위 내용은 KITTI의 캘리브레이션 관련 파라미터를 정리해 놓은 양식입니다. 실습에서 사용할 양식도 위 구조와 동일합니다.
P0 ~ P3는 카메라 intrinsic 파라미터이고 동차 좌표계 기준으로 12개의 값을 가집니다.
R0_rect는 왜곡 (distortion)을 제거하기 위한 카메라 좌표계에서 왜곡이 제거된 카메라 좌표계로 변환하기 위해 사용합니다. KITTI에서는 스테레오 카메라를 사용하였고 이 카메라에서 발생되는 왜곡을 보상하기 위해 사용되는 값입니다.
Tr_velo_to_cam과 Tr_imu_to_velo는 A 센서 → B 센서로 좌표축을 옮기기 위한 extrinsic 파라미터 입니다.

포인트 클라우드의 뎁스 정보는 위 색상과 같이 0 ~ 50m 범위에 대하여 색을 나타내 보겠습니다. 코드에서 어떤점을 수정하면 범위를 늘릴 수 있는 지 이후에 설명 드리겠습니다.

최종적으로 위의 첫번째 이미지에 두번째 이미지와 같이 포인트 클라우드를 색상을 이용하여 표현하는 것을 목적으로 합니다.

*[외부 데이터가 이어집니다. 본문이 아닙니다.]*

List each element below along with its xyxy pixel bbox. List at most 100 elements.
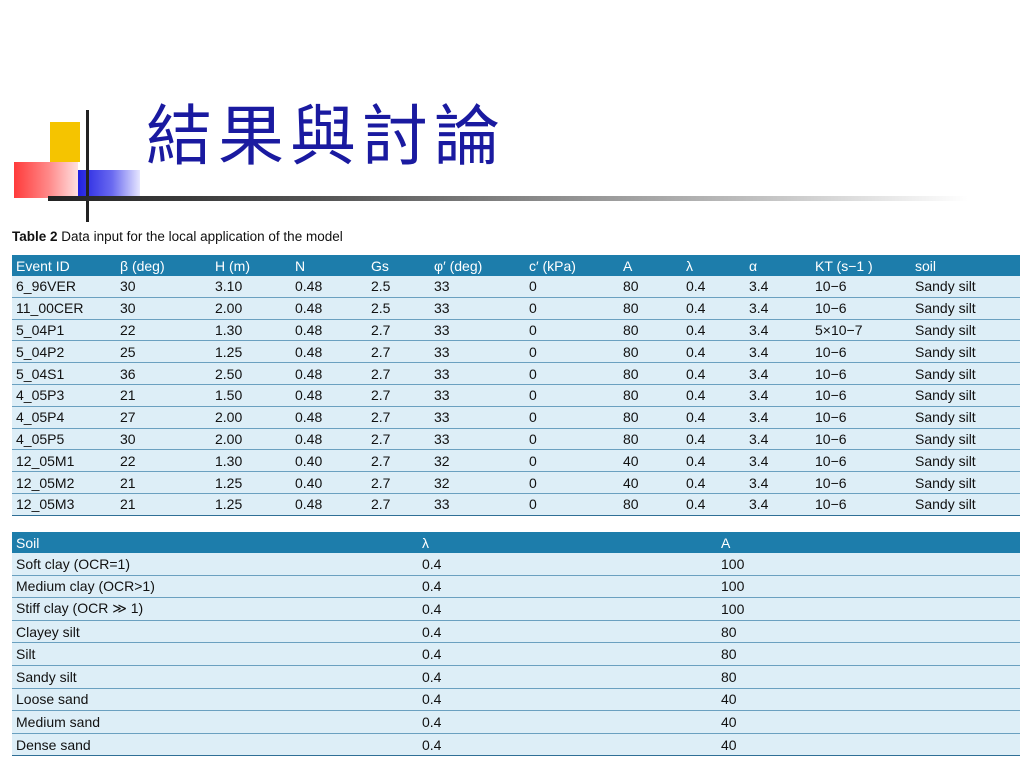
table-cell: 5_04P1 [12,319,116,342]
table-cell: 3.4 [745,471,811,494]
table-cell: 0.48 [291,406,367,429]
table-cell: 30 [116,297,211,320]
table-cell: Sandy silt [911,428,1020,451]
table-cell: Soft clay (OCR=1) [12,553,418,576]
table-cell: Sandy silt [911,449,1020,473]
table-row: Medium sand 0.4 40 [12,710,1020,734]
table-row: Silt 0.4 80 [12,642,1020,666]
table-cell: 3.4 [745,406,811,429]
table-cell: 0.40 [291,471,367,494]
table-cell: 2.7 [367,493,430,516]
table-cell: 1.50 [211,384,291,407]
table-cell: 5_04S1 [12,362,116,385]
table-cell: 0.48 [291,384,367,407]
table-cell: 2.7 [367,428,430,451]
table-cell: 40 [717,688,1020,712]
table-cell: 32 [430,449,525,473]
table-cell: 2.00 [211,406,291,429]
table-cell: 80 [619,340,682,364]
table-cell: 0 [525,406,619,429]
table-cell: 3.10 [211,276,291,298]
table-cell: 30 [116,276,211,298]
table-cell: 3.4 [745,340,811,364]
table-cell: 25 [116,340,211,364]
table-row: 11_00CER 30 2.00 0.48 2.5 33 0 80 0.4 3.4 10−6 Sand… [12,297,1020,320]
table-cell: 10−6 [811,384,911,407]
table-caption: Table 2 Data input for the local applica… [12,229,343,244]
table-cell: 12_05M2 [12,471,116,494]
table-cell: 27 [116,406,211,429]
table-row: 12_05M1 22 1.30 0.40 2.7 32 0 40 0.4 3.4 10−6 Sandy… [12,449,1020,473]
table-cell: 2.7 [367,362,430,385]
table-row: 4_05P3 21 1.50 0.48 2.7 33 0 80 0.4 3.4 10−6 Sandy … [12,384,1020,407]
table-cell: 0.4 [682,493,745,516]
table-row: 6_96VER 30 3.10 0.48 2.5 33 0 80 0.4 3.4 10−6 Sandy… [12,276,1020,298]
table-cell: 100 [717,597,1020,621]
table-caption-text: Data input for the local application of … [61,229,343,244]
table-cell: 2.7 [367,449,430,473]
decor-vertical-line [86,110,89,222]
table-cell: 80 [717,665,1020,689]
table-cell: 2.7 [367,340,430,364]
table-row: 12_05M3 21 1.25 0.48 2.7 33 0 80 0.4 3.4 10−6 Sandy… [12,493,1020,516]
table-row: Soft clay (OCR=1) 0.4 100 [12,553,1020,576]
table-cell: 1.30 [211,449,291,473]
column-header: α [745,255,811,276]
slide-title: 結果與討論 [146,98,506,175]
table-cell: 10−6 [811,297,911,320]
table-cell: 80 [619,362,682,385]
table-cell: 0 [525,384,619,407]
table-cell: 0.48 [291,428,367,451]
table-cell: 21 [116,493,211,516]
table-cell: 12_05M3 [12,493,116,516]
table-cell: 0.48 [291,319,367,342]
table-cell: 10−6 [811,449,911,473]
table-row: 4_05P5 30 2.00 0.48 2.7 33 0 80 0.4 3.4 10−6 Sandy … [12,428,1020,451]
table-cell: 0.4 [682,340,745,364]
table-cell: 0.4 [418,710,717,734]
table-cell: 1.25 [211,471,291,494]
table-cell: 0.4 [682,449,745,473]
table-cell: 0.40 [291,449,367,473]
table-cell: 33 [430,384,525,407]
table-cell: 3.4 [745,297,811,320]
table-cell: 40 [619,449,682,473]
table-cell: Sandy silt [911,297,1020,320]
column-header: A [717,532,1020,553]
table-header-row: Soil λ A [12,532,1020,553]
table-cell: 1.30 [211,319,291,342]
table-cell: Clayey silt [12,620,418,644]
table-cell: 0 [525,362,619,385]
table-cell: 5_04P2 [12,340,116,364]
table-cell: 0 [525,449,619,473]
table-cell: 0.4 [682,471,745,494]
table-cell: 5×10−7 [811,319,911,342]
table-cell: 10−6 [811,406,911,429]
column-header: λ [682,255,745,276]
table-cell: Sandy silt [911,340,1020,364]
table-cell: 3.4 [745,362,811,385]
table-cell: 0.4 [682,276,745,298]
table-cell: 0 [525,471,619,494]
title-underline [48,196,968,201]
data-input-table: Event ID β (deg) H (m) N Gs φ′ (deg) c′ (kPa) A… [12,255,1020,516]
column-header: H (m) [211,255,291,276]
table-cell: 0.4 [418,553,717,576]
column-header: λ [418,532,717,553]
table-cell: 6_96VER [12,276,116,298]
column-header: φ′ (deg) [430,255,525,276]
soil-parameter-table: Soil λ A Soft clay (OCR=1) 0.4 100 Medium cla… [12,532,1020,757]
table-cell: 4_05P5 [12,428,116,451]
table-cell: 3.4 [745,428,811,451]
table-cell: 0.4 [418,575,717,599]
table-cell: 40 [717,710,1020,734]
table-cell: 0.4 [418,688,717,712]
table-cell: 0.4 [682,362,745,385]
table-row: 5_04P1 22 1.30 0.48 2.7 33 0 80 0.4 3.4 5×10−7 Sand… [12,319,1020,342]
table-cell: 33 [430,493,525,516]
table-cell: 0 [525,428,619,451]
table-cell: 0.4 [682,319,745,342]
table-cell: 1.25 [211,340,291,364]
table-cell: 33 [430,297,525,320]
column-header: β (deg) [116,255,211,276]
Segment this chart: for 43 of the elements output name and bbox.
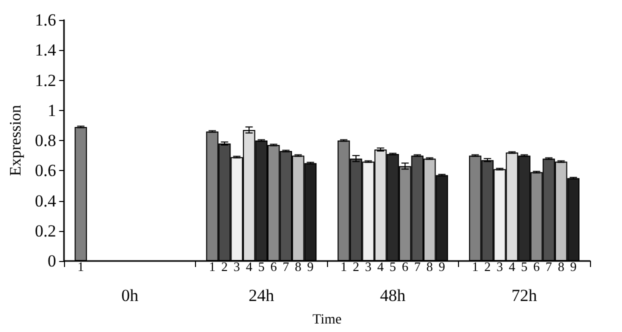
text: 5 [521, 259, 528, 274]
x-tick-label: 0h [121, 286, 139, 305]
text: 1 [472, 259, 478, 274]
text: 3 [365, 259, 372, 274]
text: 7 [414, 259, 421, 274]
text: 9 [570, 259, 577, 274]
text: 6 [402, 259, 408, 274]
y-tick-label: 0.4 [34, 191, 57, 210]
y-tick-label: 1.2 [34, 70, 56, 90]
text: 2 [484, 259, 491, 274]
y-tick-label: 1.4 [34, 40, 57, 60]
text: 1 [209, 259, 216, 274]
series-label: 9 [307, 259, 314, 274]
y-tick-label: 0.6 [34, 161, 56, 180]
y-tick-label: 1.6 [34, 10, 56, 30]
series-label: 8 [294, 259, 302, 274]
series-label: 1 [78, 259, 84, 274]
text: 7 [546, 259, 552, 274]
x-tick-label: 48h [380, 286, 406, 305]
text: 9 [438, 259, 446, 274]
text: 8 [558, 259, 564, 274]
series-label: 7 [282, 259, 290, 274]
y-tick-label: 1 [48, 100, 56, 120]
y-tick-label: 0.2 [34, 221, 56, 240]
series-label: 3 [234, 259, 240, 274]
series-label: 2 [221, 259, 228, 274]
text: 4 [508, 259, 516, 274]
series-label: 5 [258, 259, 265, 274]
y-tick-label: 0.8 [34, 131, 56, 150]
x-tick-label: 24h [248, 286, 275, 305]
series-label: 6 [270, 259, 278, 274]
series-label: 4 [246, 259, 253, 274]
text: 8 [426, 259, 433, 274]
text: 4 [377, 259, 384, 274]
x-tick-label: 72h [512, 286, 538, 305]
text: 1 [340, 259, 347, 274]
y-axis-title: Expression [8, 104, 24, 176]
text: 5 [390, 259, 396, 274]
y-tick-label: 0 [48, 252, 56, 270]
text: 2 [352, 259, 360, 274]
x-axis-title: Time [312, 312, 342, 328]
text: 3 [496, 259, 503, 274]
text: 6 [533, 259, 540, 274]
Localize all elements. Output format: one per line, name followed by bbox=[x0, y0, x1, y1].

class LiDAR2CameraKITTI(object):
    def __init__(self, calib_file):
        calibs = self.read_calib_file(calib_file)
        
        P = calibs["P2"]
        self.P = np.reshape(P, [3, 4])
        
        # Rigid transform from Velodyne coord to reference camera coord
        V2C = calibs["Tr_velo_to_cam"]
        self.V2C = np.reshape(V2C, [3, 4])
        
        # Rotation from reference camera coord to rect camera coord
        R0 = calibs["R0_rect"]
        self.R0 = np.reshape(R0, [3, 3])
        
        self.img = None
        self.point_cloud = None
        self.cam_point_cloud = None

        self.imgfov_points_2d = None
        self.imgfov_cam_point_cloud = None
        self.imgfov_depth = None     
        self.imgfov_depthmap = None   

    def read_calib_file(self, filepath):
        data = {}
        with open(filepath, "r") as f:
            for line in f.readlines():
                line = line.rstrip()
                if len(line) == 0:
                    continue
                key, value = line.split(":", 1)
                # The only non-float values in these files are dates, which
                # we don't care about anyway
                try:
                    data[key] = np.array([float(x) for x in value.split()])
                except ValueError:
                    pass
        return data
    
    def get_image(self, image_path):
        img = cv2.cvtColor(cv2.imread(image_path), cv2.COLOR_BGR2RGB)
        return img
    
    def get_point_cloud(self, point_cloud_path):
        point_cloud = np.fromfile(point_cloud_path, dtype=np.float32).reshape((-1, 4))
        point_cloud = point_cloud[:, :3]
        return point_cloud
    
    def get_cam_point_cloud(self, point_cloud):
        # point_cloud : (n, 3) → point_cloud_homo : (n, 4)
        point_cloud_homo = np.column_stack([point_cloud, np.ones((point_cloud.shape[0], 1))])
        # lidar to cam X point_cloud_homo.T : (3, 4) x (4, n) = (3, n)
        cam_point_cloud = np.dot(self.V2C, np.transpose(point_cloud_homo))
        # cam_point_cloud.T : (3, n) → (n, 3)
        cam_point_cloud = cam_point_cloud.T
        return cam_point_cloud        
    
    def project_point_cloud_to_image(self, cam_point_cloud, debug=False):
        '''
        Input: 3D points in Velodyne Frame [nx3]
        Output: 2D Pixels in Image Frame [nx2]
        '''

        # R0 : (3, 3) → R0_homo : (4, 4)
        R0_homo = np.vstack([self.R0, [0, 0, 0]])
        R0_homo = np.column_stack([R0_homo, [0, 0, 0, 1]])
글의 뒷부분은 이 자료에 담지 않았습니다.